The criticism that WikiLeaks has never published incriminating information on Trump has always been baseless, and not just due to a scarcity of leakers coming to them. As journalist and WikiLeaks activist Suzie Dawson pointed out last year, there are thousands of documents relating to Trump in the WikiLeaks database consisting of opposition research and other unflattering information on the controversial figure.

Typing the words “Donald Trump” into WikiLeaks’ search engine comes up with 14,531 results as of this writing from the DNC Leaks, the Podesta emails, the Global Intelligence Files and other publications throughout WikiLeaks’ history. People who claim WikiLeaks “never publishes” information about a given subject are usually only saying so because they’ve never typed the name of that subject into the search bar on the WikiLeaks website (and that goes for Russia, too).

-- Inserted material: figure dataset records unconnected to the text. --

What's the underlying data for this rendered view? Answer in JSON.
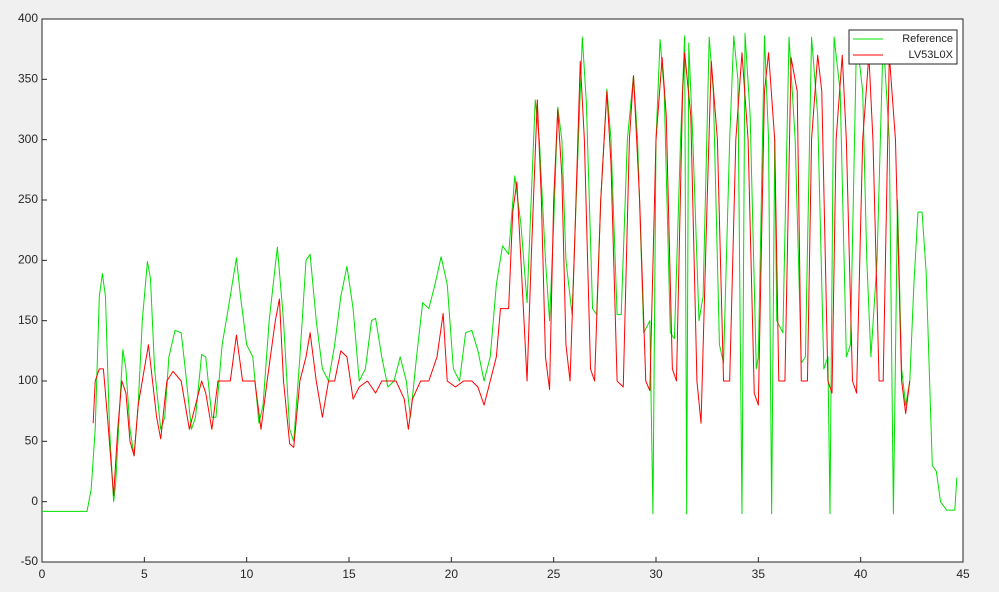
{
  "chart_data": {
    "type": "line",
    "xlim": [
      0,
      45
    ],
    "xticks": [
      0,
      5,
      10,
      15,
      20,
      25,
      30,
      35,
      40,
      45
    ],
    "ylim": [
      -50,
      400
    ],
    "yticks": [
      -50,
      0,
      50,
      100,
      150,
      200,
      250,
      300,
      350,
      400
    ],
    "grid": false,
    "legend": "top-right",
    "series": [
      {
        "name": "Reference",
        "color": "#00e000",
        "x": [
          0,
          2.2,
          2.4,
          2.6,
          2.8,
          2.95,
          3.1,
          3.3,
          3.5,
          3.6,
          3.8,
          3.95,
          4.1,
          4.3,
          4.5,
          4.7,
          4.9,
          5.15,
          5.3,
          5.5,
          5.8,
          6,
          6.2,
          6.5,
          6.8,
          7,
          7.3,
          7.5,
          7.8,
          8,
          8.3,
          8.5,
          8.8,
          9.1,
          9.5,
          9.7,
          10,
          10.3,
          10.6,
          10.8,
          11.1,
          11.5,
          11.8,
          12.1,
          12.3,
          12.6,
          12.9,
          13.1,
          13.4,
          13.7,
          14,
          14.3,
          14.6,
          14.9,
          15.2,
          15.5,
          15.8,
          16.1,
          16.3,
          16.6,
          16.9,
          17.2,
          17.5,
          17.8,
          18,
          18.3,
          18.6,
          18.9,
          19.2,
          19.5,
          19.8,
          20.1,
          20.4,
          20.7,
          21,
          21.3,
          21.6,
          21.9,
          22.2,
          22.5,
          22.8,
          23.1,
          23.4,
          23.7,
          23.9,
          24.1,
          24.3,
          24.6,
          24.8,
          25,
          25.2,
          25.4,
          25.6,
          25.9,
          26.1,
          26.4,
          26.6,
          26.9,
          27.1,
          27.3,
          27.6,
          27.8,
          28.1,
          28.3,
          28.6,
          28.9,
          29.1,
          29.4,
          29.7,
          29.85,
          30,
          30.2,
          30.4,
          30.7,
          30.9,
          31.2,
          31.4,
          31.5,
          31.6,
          31.8,
          32.1,
          32.3,
          32.6,
          32.8,
          33.1,
          33.3,
          33.6,
          33.8,
          34,
          34.2,
          34.35,
          34.6,
          34.9,
          35,
          35.3,
          35.5,
          35.65,
          35.8,
          35.9,
          36.2,
          36.5,
          36.8,
          37.1,
          37.3,
          37.6,
          37.9,
          38.2,
          38.4,
          38.5,
          38.7,
          39,
          39.3,
          39.5,
          39.8,
          40.1,
          40.3,
          40.5,
          40.8,
          41.1,
          41.4,
          41.6,
          41.8,
          42,
          42.2,
          42.4,
          42.6,
          42.8,
          43,
          43.2,
          43.5,
          43.7,
          43.9,
          44.2,
          44.4,
          44.6,
          44.7
        ],
        "values": [
          -8,
          -8,
          10,
          60,
          170,
          189,
          170,
          60,
          0,
          15,
          80,
          126,
          110,
          60,
          38,
          80,
          150,
          199,
          185,
          110,
          60,
          70,
          120,
          142,
          140,
          110,
          60,
          70,
          122,
          120,
          70,
          70,
          130,
          160,
          202,
          170,
          130,
          120,
          65,
          80,
          150,
          211,
          150,
          60,
          50,
          120,
          200,
          205,
          150,
          110,
          100,
          130,
          170,
          195,
          160,
          100,
          110,
          150,
          152,
          120,
          95,
          100,
          120,
          100,
          70,
          120,
          165,
          160,
          180,
          203,
          180,
          110,
          100,
          140,
          142,
          125,
          100,
          120,
          180,
          212,
          205,
          270,
          230,
          165,
          250,
          333,
          300,
          200,
          150,
          230,
          327,
          300,
          200,
          155,
          250,
          385,
          330,
          160,
          155,
          250,
          342,
          300,
          155,
          155,
          300,
          353,
          300,
          140,
          150,
          -10,
          300,
          383,
          340,
          140,
          135,
          300,
          386,
          -10,
          380,
          300,
          150,
          170,
          385,
          340,
          130,
          115,
          300,
          386,
          350,
          -10,
          388,
          320,
          110,
          120,
          386,
          300,
          -10,
          300,
          150,
          140,
          385,
          300,
          115,
          120,
          385,
          320,
          110,
          120,
          -10,
          385,
          340,
          120,
          130,
          385,
          340,
          200,
          120,
          200,
          385,
          300,
          -10,
          250,
          110,
          80,
          100,
          180,
          240,
          240,
          190,
          30,
          25,
          0,
          -7,
          -7,
          -7,
          20
        ]
      },
      {
        "name": "LV53L0X",
        "color": "#ff0000",
        "x": [
          2.5,
          2.6,
          2.8,
          3,
          3.2,
          3.5,
          3.7,
          3.9,
          4.1,
          4.3,
          4.5,
          4.7,
          4.9,
          5.2,
          5.4,
          5.6,
          5.8,
          6.1,
          6.4,
          6.8,
          7,
          7.2,
          7.5,
          7.8,
          8,
          8.3,
          8.6,
          8.9,
          9.2,
          9.5,
          9.8,
          10.1,
          10.4,
          10.7,
          11,
          11.4,
          11.6,
          11.8,
          12.1,
          12.3,
          12.6,
          12.9,
          13.1,
          13.4,
          13.7,
          14,
          14.3,
          14.6,
          14.9,
          15.2,
          15.5,
          15.9,
          16.3,
          16.6,
          17,
          17.3,
          17.7,
          17.9,
          18.1,
          18.5,
          18.9,
          19.3,
          19.6,
          19.8,
          20.2,
          20.6,
          21,
          21.3,
          21.6,
          21.9,
          22.2,
          22.4,
          22.8,
          23,
          23.2,
          23.4,
          23.7,
          23.9,
          24.2,
          24.4,
          24.6,
          24.8,
          25,
          25.2,
          25.4,
          25.6,
          25.8,
          26,
          26.3,
          26.5,
          26.8,
          27,
          27.3,
          27.6,
          27.8,
          28.1,
          28.4,
          28.7,
          28.9,
          29.2,
          29.5,
          29.7,
          30,
          30.3,
          30.5,
          30.8,
          31,
          31.3,
          31.4,
          31.7,
          32,
          32.2,
          32.5,
          32.7,
          33,
          33.3,
          33.6,
          33.9,
          34.2,
          34.5,
          34.8,
          35,
          35.3,
          35.5,
          35.8,
          36,
          36.3,
          36.6,
          36.9,
          37.1,
          37.4,
          37.6,
          37.9,
          38.1,
          38.4,
          38.6,
          38.8,
          39.1,
          39.3,
          39.6,
          39.8,
          40.1,
          40.4,
          40.6,
          40.9,
          41.1,
          41.4,
          41.7,
          42,
          42.2,
          42.4
        ],
        "values": [
          65,
          100,
          110,
          110,
          70,
          5,
          60,
          100,
          90,
          50,
          38,
          80,
          100,
          130,
          100,
          70,
          52,
          100,
          108,
          100,
          80,
          60,
          80,
          100,
          90,
          60,
          100,
          100,
          100,
          138,
          100,
          100,
          100,
          60,
          100,
          150,
          168,
          100,
          48,
          45,
          100,
          120,
          140,
          100,
          70,
          100,
          100,
          125,
          120,
          85,
          95,
          100,
          90,
          100,
          100,
          100,
          85,
          60,
          85,
          100,
          100,
          120,
          156,
          100,
          95,
          100,
          100,
          95,
          80,
          100,
          120,
          160,
          160,
          240,
          265,
          200,
          100,
          200,
          333,
          250,
          120,
          93,
          250,
          325,
          270,
          130,
          100,
          200,
          365,
          300,
          110,
          100,
          250,
          340,
          280,
          100,
          95,
          300,
          353,
          250,
          100,
          92,
          300,
          368,
          320,
          110,
          100,
          340,
          372,
          320,
          100,
          65,
          250,
          365,
          300,
          100,
          100,
          300,
          372,
          300,
          90,
          80,
          340,
          372,
          300,
          100,
          100,
          368,
          340,
          100,
          100,
          300,
          370,
          340,
          100,
          90,
          300,
          370,
          300,
          100,
          90,
          300,
          370,
          300,
          100,
          100,
          370,
          300,
          100,
          73,
          100
        ]
      }
    ]
  }
}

It’s also worth noting that the 2017 Vault 7 CIA leaks were a Trump administration publication. It enraged the Trump administration so much that the next month Mike Pompeo gave a speech declaring WikiLeaks a “hostile non-state intelligence service” and vowing to take the outlet down, and a few months later Trump’s DOJ issued a warrant for Assange’s arrest on a made-up, bogus charge. Assange smearers don’t like to count the CIA leaks because they don’t contain any videos of Trump with well-hydrated Russian prostitutes, but they were indisputably a blow to this administration and it’s stupid to pretend otherwise.

Finally it needs to be said that expecting WikiLeaks to publish information on Trump while actively being attacked by the Trump administration is an unreasonable expectation, to put it mildly. When the most powerful government on earth wages war on a publisher, that does tend to put a damper on their output. Expecting WikiLeaks to magically produce damning information on Trump while its founder is being actively prosecuted and while competing for leaks with mainstream plutocratic media who have massive resources available to them is ridiculous.

If you care about journalism, support Assange. The powerful need to be held to account, and we shouldn’t have to rely on the permission of other factions of power to allow us to do that.